Treq is not confined to stress testing: it is a good tool for writing high-concurrency HTTP clients, such as Web crawling. The treq is elegant, easy to use and powerful. This is an example:
>>> from treq import get >>> def done (response): ... Print Response.code ... Reactor.stop () >>> get ("http://www.github.com"). Addcallback (done) >>> from Twisted.internet Import Reactor 200
A simple test script
The following is a simple script that uses Treq to bombard a single URL with the maximum possible amount of requests.
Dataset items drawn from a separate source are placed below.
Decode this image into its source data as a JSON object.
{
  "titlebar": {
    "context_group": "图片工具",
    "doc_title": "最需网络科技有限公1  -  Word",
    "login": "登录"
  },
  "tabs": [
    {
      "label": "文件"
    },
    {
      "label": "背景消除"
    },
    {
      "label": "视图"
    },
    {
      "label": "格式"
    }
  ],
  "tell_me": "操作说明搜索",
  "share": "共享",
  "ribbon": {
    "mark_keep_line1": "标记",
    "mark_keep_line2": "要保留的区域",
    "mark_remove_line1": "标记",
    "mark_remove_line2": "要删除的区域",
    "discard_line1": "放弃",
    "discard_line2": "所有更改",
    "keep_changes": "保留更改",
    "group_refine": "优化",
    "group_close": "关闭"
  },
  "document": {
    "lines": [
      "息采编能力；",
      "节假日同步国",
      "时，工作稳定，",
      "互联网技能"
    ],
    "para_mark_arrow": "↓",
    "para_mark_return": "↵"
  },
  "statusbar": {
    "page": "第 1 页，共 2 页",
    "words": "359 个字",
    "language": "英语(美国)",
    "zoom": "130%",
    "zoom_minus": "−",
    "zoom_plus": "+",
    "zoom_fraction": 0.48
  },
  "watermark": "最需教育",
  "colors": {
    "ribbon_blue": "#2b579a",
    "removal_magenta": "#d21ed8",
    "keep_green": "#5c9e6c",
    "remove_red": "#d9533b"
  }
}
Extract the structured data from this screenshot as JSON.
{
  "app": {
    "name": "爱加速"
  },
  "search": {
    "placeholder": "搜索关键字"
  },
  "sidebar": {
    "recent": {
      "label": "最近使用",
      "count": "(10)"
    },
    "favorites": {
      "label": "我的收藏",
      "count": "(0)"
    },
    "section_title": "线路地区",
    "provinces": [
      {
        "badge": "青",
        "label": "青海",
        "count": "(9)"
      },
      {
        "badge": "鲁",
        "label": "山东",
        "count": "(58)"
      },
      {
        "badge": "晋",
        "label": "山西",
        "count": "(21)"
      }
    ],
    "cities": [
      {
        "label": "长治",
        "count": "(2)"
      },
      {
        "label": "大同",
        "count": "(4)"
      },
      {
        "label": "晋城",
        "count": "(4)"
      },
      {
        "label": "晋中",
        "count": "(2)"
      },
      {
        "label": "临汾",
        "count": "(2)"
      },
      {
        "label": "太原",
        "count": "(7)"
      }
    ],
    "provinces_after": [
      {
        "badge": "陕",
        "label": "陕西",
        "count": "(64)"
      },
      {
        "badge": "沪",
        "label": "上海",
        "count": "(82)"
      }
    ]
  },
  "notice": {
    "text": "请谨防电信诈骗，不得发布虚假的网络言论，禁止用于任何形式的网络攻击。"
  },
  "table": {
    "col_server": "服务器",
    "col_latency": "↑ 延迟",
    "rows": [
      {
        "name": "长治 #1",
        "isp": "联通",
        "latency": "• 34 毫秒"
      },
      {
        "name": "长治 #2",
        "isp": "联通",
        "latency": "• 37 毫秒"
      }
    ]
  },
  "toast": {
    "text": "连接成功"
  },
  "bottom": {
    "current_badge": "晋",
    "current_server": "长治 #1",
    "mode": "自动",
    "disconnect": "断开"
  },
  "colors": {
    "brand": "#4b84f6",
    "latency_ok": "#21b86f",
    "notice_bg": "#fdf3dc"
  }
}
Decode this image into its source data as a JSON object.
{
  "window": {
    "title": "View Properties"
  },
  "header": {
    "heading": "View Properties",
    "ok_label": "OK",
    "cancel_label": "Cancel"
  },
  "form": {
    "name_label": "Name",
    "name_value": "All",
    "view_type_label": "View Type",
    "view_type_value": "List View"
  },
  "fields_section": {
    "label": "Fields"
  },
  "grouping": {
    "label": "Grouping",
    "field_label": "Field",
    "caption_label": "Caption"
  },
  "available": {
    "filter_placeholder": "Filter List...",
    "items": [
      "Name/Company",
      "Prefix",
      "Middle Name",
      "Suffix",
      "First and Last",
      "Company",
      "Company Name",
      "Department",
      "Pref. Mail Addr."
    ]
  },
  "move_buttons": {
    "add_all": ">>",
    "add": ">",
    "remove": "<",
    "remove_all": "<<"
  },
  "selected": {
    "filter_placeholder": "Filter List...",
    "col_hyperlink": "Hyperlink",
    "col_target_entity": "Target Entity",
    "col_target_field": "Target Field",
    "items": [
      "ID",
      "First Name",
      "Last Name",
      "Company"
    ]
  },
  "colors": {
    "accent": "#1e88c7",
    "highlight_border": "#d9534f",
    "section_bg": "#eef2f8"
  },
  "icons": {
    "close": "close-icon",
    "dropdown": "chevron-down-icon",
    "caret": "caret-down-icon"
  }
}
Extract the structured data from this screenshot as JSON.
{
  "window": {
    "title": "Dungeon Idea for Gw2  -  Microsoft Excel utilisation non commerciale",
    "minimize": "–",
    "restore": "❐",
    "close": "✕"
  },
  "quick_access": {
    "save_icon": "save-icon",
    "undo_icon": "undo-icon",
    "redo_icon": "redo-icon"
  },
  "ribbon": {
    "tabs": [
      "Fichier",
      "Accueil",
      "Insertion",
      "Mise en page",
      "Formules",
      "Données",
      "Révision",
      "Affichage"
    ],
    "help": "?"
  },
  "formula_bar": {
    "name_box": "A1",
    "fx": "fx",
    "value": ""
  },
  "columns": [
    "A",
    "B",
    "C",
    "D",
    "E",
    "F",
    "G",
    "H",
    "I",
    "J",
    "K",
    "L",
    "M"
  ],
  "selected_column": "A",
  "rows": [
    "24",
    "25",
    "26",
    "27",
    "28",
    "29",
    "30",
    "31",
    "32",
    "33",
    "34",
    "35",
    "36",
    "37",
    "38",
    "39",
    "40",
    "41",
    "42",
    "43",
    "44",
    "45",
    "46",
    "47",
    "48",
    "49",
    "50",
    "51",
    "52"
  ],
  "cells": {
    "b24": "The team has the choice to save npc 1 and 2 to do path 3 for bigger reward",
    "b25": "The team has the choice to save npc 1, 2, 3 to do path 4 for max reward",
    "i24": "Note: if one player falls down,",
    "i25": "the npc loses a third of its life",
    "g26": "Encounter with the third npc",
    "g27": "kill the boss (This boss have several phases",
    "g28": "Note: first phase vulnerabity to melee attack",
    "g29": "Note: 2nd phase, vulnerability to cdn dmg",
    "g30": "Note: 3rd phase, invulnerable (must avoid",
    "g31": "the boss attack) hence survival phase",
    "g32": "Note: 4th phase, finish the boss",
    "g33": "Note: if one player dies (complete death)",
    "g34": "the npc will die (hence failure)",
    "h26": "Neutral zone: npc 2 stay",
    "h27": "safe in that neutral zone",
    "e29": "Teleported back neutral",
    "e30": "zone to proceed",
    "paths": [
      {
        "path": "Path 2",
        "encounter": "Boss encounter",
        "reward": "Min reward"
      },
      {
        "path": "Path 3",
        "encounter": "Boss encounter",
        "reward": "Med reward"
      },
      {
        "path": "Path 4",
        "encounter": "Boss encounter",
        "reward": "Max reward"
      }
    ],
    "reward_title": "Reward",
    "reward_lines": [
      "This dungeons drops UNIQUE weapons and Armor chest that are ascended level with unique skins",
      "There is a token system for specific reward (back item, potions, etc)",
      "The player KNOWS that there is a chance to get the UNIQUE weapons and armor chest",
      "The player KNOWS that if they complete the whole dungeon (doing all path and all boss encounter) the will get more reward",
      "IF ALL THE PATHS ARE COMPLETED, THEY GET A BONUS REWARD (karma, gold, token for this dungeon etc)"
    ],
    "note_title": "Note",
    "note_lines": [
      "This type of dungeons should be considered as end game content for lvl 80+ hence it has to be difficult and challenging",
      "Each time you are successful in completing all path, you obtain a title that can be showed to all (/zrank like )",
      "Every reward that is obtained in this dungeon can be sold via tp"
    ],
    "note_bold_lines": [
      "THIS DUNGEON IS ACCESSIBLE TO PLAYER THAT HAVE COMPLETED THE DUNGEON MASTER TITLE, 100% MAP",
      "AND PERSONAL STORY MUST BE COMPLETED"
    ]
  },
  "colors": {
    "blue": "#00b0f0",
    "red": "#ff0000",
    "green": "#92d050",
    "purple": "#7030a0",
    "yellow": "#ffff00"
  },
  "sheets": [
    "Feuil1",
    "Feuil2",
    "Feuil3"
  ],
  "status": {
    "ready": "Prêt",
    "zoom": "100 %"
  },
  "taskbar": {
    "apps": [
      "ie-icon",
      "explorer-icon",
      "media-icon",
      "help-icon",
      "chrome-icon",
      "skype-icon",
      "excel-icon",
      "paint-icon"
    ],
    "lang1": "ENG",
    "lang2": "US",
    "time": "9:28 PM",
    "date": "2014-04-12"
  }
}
#!/usr/bin/env python from twisted.internet import Epollreactor epollreactor.install () from twisted.internet import rea ctor, Task from twisted.web.client import httpconnectionpool import treq import random from datetime import datetime req _generated = 0 Req_made = 0 Req_done = 0 cooperator = task. Cooperator () Pool = Httpconnectionpool (reactor) def counter (): "This function gets called once a second and prints The progress at one second intervals. "Print (" requests: {} generated; {} made; {} done ". Format (req_generated, Req_made, Req_done)) # Reset the counters and reschedule ourselves req_generated = Req_made = Req_done = 0 Reactor.calllater (1, counter) def body_received (body): global Req_done Req_done + = 1 def request_done (response): global Req_made deferred = treq.json_content (response) Req_made + = 1 deferred.addcallb ACK (body_received) deferred.adderrback (Lambda x:none) # Ignore errors return deferred Def request (): Deferred = Treq.post (' Http://api.host/v2/loadtest/messages ', auth= (' API ', ' Api-key '), data={' from ': ' Loa Dtest
'
to ': ' to@example.org ', ' Subject ': ' Test '}, Pool=pool) DEFERRED.ADDC Allback (Request_done) return deferred def requests_generator (): Global req_generated while true:deferred = RE Quest () Req_generated + = 1 # do not yield deferred it cooperator won ' t pause until # response is received Yield None if __name__ = = ' __main__ ': # make cooperator work on spawning requests cooperator.cooperate (requests _generator ()) # Run the counter that'll be reporting sending speed once a second reactor.calllater (1, counter) # Run the reactor Reactor.run ()
Output Result:
2013-04-25 09:30 requests:327 generated; 153 sent; 153 received 2013-04-25 09:30 requests:306 generated; 156 sent; 156 received 2013-04-25 09:30 requests:318 generated; 184 sent; 154 received
The number for the "Generated" class represents a request prepared by the twisted reactor but not yet sent. This script ignores all error handling for brevity. The information that adds a timeout state to it is left to the reader as an exercise.
This script can be used as a starting point, and you can customize the processing logic for specific applications by extending it. It is recommended that you use collections when improving. Counter to replace the ugly global variables. This script runs on a single thread and wants to squeeze the largest number of requests out of a machine, you can use a technique similar to mulitprocessing.
May you be happy in the stress test!